You’ll find my positive review here, with David Harley joining the likes of Brad McHargue with his highly negative review beyond the break. I seriously cannot wait until October 7 to see what you, dear Bloody Disgusting readers, have to say! – Mr. Disgusting.
With the original presented as a meta-element, the sequel explores the deranged mind of Martin (Laurence R. Harvey), a mentally challenged loner who has a Human Centipede fetish that eventually drives him to connect twelve people ass-to-mouth. Six’s script gives the sweaty, disgusting lead next to no character development, but Harvey – one of the two saving graces of this scatological debacle – gives a performance that defines the word “pervert,” never uttering a word during the ninety minute runtime but squealing and grunting enough to capture the essence of a slimy sexual deviant with a distorted perception of reality. The black and white aesthetic seemingly plays to that idea, capturing the contrast of realities between the two entries in an almost Wizard of Oz-like fashion but, to be blunt, that seems a little too complex for something like Full Sequence. Considering how juvenile and baseless the whole thing feels, its inclusion seems to have the sole purpose of being a punch line in a third act poop joke.
So much focus was given to conceptualizing gags that could potentially be looked upon as the sickest/grossest/most disturbing ideas ever captured on film that things within the universe – one which is supposed to be a more realistic approach to something that’s absolutely impossible – don’t add up.
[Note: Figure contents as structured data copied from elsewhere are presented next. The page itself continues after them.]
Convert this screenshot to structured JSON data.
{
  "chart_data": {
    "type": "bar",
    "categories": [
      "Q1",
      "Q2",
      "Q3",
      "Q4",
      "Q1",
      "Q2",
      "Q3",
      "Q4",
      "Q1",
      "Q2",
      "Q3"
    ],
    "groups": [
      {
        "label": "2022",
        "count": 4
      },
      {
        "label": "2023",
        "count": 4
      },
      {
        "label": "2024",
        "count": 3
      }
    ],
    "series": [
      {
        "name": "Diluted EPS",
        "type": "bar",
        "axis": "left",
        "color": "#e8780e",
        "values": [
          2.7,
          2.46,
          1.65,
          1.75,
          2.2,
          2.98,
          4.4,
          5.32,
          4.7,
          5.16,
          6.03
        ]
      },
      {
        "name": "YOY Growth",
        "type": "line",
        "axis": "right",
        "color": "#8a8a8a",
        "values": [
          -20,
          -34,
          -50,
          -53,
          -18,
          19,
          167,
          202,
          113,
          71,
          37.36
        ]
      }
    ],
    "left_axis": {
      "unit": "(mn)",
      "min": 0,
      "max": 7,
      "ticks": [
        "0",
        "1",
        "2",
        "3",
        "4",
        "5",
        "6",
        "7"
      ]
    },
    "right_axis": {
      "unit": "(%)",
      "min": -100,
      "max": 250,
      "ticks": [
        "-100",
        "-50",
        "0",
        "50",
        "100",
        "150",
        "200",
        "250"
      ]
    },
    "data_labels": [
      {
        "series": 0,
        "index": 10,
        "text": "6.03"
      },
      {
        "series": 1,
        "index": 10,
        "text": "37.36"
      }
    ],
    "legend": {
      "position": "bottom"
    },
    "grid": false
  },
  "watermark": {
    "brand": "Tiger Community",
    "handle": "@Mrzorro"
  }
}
When Martin, who works as a security guard that spends night after night staring at recording camera feeds, begins murdering and kidnapping people that are trying to leave his parking garage (which is, for some reason, limited to one carful per night), an investigative third party never rears its head which leads to the conclusion that the victims don’t have family members that worry about them – or jobs – and London apparently has no police force, giving Martin absolutely no opposition.
The meta-approach is a great idea in concept, but Six drops the ball with Full Sequence. In an attempt to prime us for what will most likely be a crime against cinema when he takes the concept into God knows what direction the next time around, it offers up plenty of empty sequences involving feces eating, masturbating with various uncomfortably textured objects, and unsanitary surgical procedures, but can’t even be considered art. There’s no feeling, thought or emotion coursing through its veins; it’s just Six’s attempt to deliver on the hyperbole and accusations of grossness the first film promised but didn’t deliver. Now that he got that out of his system, he should go make a real movie.